Bauerle and Bruhnke7 found that aeration reduces the effect of oil additives on fluoroelastomer properties. Some of their data is reproduced in Fig. 14.4,5 showing the effect of aeration of an SF-grade 5W30 oil on the retention of elongation of a VDF/HFP copolymer (FKM-E430), a VDF/HFP/TFE terpolymer (FKM-B600), and a VDF/PMVE/TFE fluoroelastomer (FKM-GFLT). The HFP-containing polymers show much better retention of properties with aeration.
A more comprehensive study of aeration by Dinzburg8 showed that even a minimal level of aeration of an aggressive European SF oil led to protection of a VDF/HFP/TFE compound, but to severe deterioration of an HNBR compound.
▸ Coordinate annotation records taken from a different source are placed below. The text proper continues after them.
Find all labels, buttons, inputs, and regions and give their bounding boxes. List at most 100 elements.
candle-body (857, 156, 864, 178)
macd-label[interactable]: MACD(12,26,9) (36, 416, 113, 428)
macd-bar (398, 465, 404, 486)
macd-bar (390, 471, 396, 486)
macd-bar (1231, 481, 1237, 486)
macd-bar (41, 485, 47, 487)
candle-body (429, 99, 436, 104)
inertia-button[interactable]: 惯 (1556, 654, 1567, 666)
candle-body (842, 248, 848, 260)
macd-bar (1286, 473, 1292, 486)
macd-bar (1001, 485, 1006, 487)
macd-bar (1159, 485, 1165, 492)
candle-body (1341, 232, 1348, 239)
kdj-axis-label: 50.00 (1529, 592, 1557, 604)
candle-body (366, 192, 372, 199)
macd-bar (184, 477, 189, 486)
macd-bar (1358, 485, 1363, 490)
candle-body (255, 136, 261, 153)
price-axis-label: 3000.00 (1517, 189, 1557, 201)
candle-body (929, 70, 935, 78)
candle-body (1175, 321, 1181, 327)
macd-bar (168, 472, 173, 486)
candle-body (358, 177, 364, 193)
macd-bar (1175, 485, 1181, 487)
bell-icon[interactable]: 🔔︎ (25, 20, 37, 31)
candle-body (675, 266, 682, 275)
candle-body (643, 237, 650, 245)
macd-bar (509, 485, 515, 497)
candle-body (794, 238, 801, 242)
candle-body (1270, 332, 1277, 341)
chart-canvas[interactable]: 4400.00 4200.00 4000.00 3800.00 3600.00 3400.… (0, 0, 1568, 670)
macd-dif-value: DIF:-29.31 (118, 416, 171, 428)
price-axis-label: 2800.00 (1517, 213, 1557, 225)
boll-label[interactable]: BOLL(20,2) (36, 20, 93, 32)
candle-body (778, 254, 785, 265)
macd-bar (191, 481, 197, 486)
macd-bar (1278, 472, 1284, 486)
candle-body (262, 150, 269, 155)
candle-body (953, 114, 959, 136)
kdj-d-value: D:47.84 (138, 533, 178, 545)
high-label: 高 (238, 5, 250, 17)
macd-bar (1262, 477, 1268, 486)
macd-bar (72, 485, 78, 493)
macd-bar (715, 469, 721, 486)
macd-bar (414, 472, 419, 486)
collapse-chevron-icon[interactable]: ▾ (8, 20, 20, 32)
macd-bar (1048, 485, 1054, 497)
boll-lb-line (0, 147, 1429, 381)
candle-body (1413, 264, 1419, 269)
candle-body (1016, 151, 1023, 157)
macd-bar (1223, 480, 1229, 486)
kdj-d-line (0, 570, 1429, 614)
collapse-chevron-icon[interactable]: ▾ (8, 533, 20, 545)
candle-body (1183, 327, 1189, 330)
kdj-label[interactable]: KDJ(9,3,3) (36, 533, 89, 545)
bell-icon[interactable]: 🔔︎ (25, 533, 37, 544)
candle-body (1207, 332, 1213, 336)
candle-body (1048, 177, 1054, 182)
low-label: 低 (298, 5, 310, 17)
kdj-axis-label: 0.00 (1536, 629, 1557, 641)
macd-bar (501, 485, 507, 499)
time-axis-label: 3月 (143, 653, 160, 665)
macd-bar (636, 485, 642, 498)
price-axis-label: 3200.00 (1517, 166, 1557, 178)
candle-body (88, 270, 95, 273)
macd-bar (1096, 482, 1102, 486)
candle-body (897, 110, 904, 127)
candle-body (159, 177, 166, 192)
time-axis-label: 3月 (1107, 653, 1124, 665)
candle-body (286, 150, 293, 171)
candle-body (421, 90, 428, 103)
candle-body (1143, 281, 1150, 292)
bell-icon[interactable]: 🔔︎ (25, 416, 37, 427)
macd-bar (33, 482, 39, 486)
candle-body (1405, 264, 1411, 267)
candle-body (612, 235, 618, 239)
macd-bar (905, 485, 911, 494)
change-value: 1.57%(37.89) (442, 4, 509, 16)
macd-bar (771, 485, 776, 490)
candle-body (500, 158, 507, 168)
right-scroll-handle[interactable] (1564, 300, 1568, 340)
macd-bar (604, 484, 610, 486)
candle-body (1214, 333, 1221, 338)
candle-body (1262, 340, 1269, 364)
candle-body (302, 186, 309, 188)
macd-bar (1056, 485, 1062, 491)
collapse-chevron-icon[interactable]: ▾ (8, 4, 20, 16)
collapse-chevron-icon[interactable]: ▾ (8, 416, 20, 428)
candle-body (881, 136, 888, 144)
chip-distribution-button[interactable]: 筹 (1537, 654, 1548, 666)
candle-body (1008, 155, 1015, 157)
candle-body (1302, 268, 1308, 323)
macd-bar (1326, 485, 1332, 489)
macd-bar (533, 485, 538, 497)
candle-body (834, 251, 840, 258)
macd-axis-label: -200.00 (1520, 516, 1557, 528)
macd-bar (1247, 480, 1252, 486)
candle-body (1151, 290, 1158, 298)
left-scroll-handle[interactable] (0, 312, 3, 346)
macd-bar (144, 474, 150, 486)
He notes that aeration increases the severity of aging in oil for silicone and acrylic elastomers, while decreasing the severity for FKM elastomers.
For more severe oil-seal service at temperatures of 160°C (320°F) or higher for extended periods, more resistant fluoroelastomer compositions are required for long service life. High-fluorine VDF/PMVE/TFE elastomers, along with TFE/olefin FEPM elastomers, are much less susceptible to attack by oil additives. TFE/P fluoroelastomers have the requisite chemical resistance, but have low fluorine content, leading to relatively high swell and to soft vulcanizates with lower wear resistance than desired.